- Born: February 28, 1974 (age 52) Poughkeepsie, New York
- Occupations: Actor, writer, producer, director
- Years active: 1987–present

= Michael Manasseri =

American actor and film director (born 1974)

Michael Manasseri (born February 28, 1974) is an American actor and film director.

== Biography ==
Manasseri is known for his portrayal of Wyatt Donnelly in the TV series Weird Science (1994), Charles in License to Drive and his voice work on Santo Bugito. Manasseri also had a recurring role in the second season of the NBC sitcom Wings as young pilot Kenny McElvey.

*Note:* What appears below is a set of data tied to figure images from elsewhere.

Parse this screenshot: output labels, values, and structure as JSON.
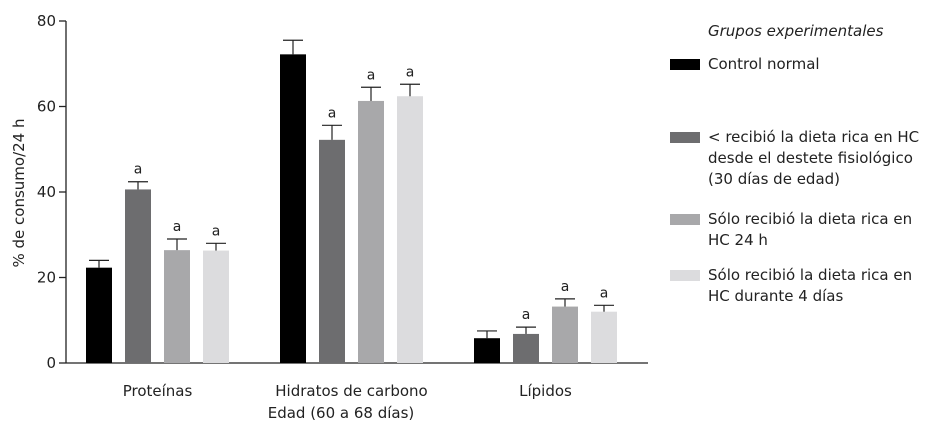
{
  "chart_data": {
    "type": "bar",
    "categories": [
      "Proteínas",
      "Hidratos de carbono",
      "Lípidos"
    ],
    "xlabel": "Edad (60 a 68 días)",
    "ylabel": "% de consumo/24 h",
    "ylim": [
      0,
      80
    ],
    "yticks": [
      "0",
      "20",
      "40",
      "60",
      "80"
    ],
    "legend_title": "Grupos experimentales",
    "legend_position": "right",
    "series": [
      {
        "name": "Control normal",
        "color": "#000000",
        "values": [
          22.3,
          72.2,
          5.8
        ],
        "errors": [
          1.7,
          3.3,
          1.7
        ],
        "sig": [
          "",
          "",
          ""
        ]
      },
      {
        "name": "< recibió la dieta rica en HC\ndesde el destete fisiológico\n(30 días de edad)",
        "color": "#6d6d6f",
        "values": [
          40.6,
          52.2,
          6.8
        ],
        "errors": [
          1.8,
          3.4,
          1.6
        ],
        "sig": [
          "a",
          "a",
          "a"
        ]
      },
      {
        "name": "Sólo recibió la dieta rica en\nHC 24 h",
        "color": "#a8a8aa",
        "values": [
          26.4,
          61.3,
          13.2
        ],
        "errors": [
          2.6,
          3.2,
          1.8
        ],
        "sig": [
          "a",
          "a",
          "a"
        ]
      },
      {
        "name": "Sólo recibió la dieta rica en\nHC durante 4 días",
        "color": "#dcdcde",
        "values": [
          26.3,
          62.4,
          12.0
        ],
        "errors": [
          1.7,
          2.8,
          1.5
        ],
        "sig": [
          "a",
          "a",
          "a"
        ]
      }
    ]
  }
}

He guest starred on several TV shows, such as Buffy the Vampire Slayer, The Wonder Years, Boston Public, and ER, and was a regular cast member on Raising Miranda.

He directed his first film, Babysitter Wanted, in 2007, which premiered at the Sitges Film Festival in Spain. His second directed film is the 2012 release, the sci-fi/comic book horror film Sucker. He also was a producer on the 2011 Michigan-made film Detention of the Dead directed by Alex Craig Mann.

He also directed the comedy film The Pickle Recipe, which features David Paymer.

In 2020, Manasseri won an Independent Spirit Award (John Cassavetes Award) for his work as a producer on the 2019 comedy, Give Me Liberty.